A firewall is a system or group of systems that enforces an access-control policy between two networks.

It may also be defined as a mechanism used to protect a trusted network from an un-trusted network. The

firewall can be thought of two mechanisms. One to block the traffic, and the other to permit traffic.

B02. What makes ZyWALL secure?

The ZyWALL is pre-configured to automatically detect and thwart Denial of Service (DoS) attacks such

as Ping of Death, SYN Flood, LAND attack, IP Spoofing, etc. It also uses stateful packet inspection to

determine if an inbound connection is allowed through the firewall to the private LAN. The ZyWALL

supports Network Address Translation (NAT), which translates the private local addresses to one or

multiple public addresses. This adds a level of security since the clients on the private LAN are invisible

to the Internet.

B03. What are the basic types of firewalls?
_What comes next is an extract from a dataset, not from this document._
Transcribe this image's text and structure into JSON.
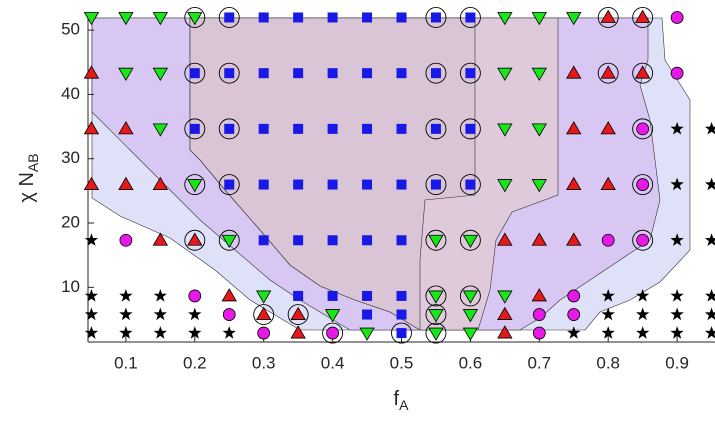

Conceptually, there are three types of firewalls:

1. Packet Filtering Firewall

2. Application-level Firewall

3. Stateful Inspection Firewall

Packet Filtering Firewalls generally make their decisions based on the header information in individual

packets. This header information includes the source, destination addresses and ports of the packets.

Application-level Firewalls generally are hosts running proxy servers, which permit no traffic directly

between networks, and which perform logging and auditing of traffic passing through them. A proxy

server is an application gateway or circuit-level gateway that runs on top of general operating system such

as UNIX or Windows NT. It hides valuable data by requiring users to communicate with secure systems

by mean of a proxy. A key drawback of this device is performance.

Stateful Inspection Firewalls restrict access by screening data packets against defined access rules. They

make access control decisions based on IP address and protocol. They also 'inspect' the session data to

assure the integrity of the connection and to adapt to dynamic protocols. The flexible nature of Stateful

Inspection firewalls generally provides the best speed and transparency, however, they may lack the

granular application level access control or caching that some proxies support.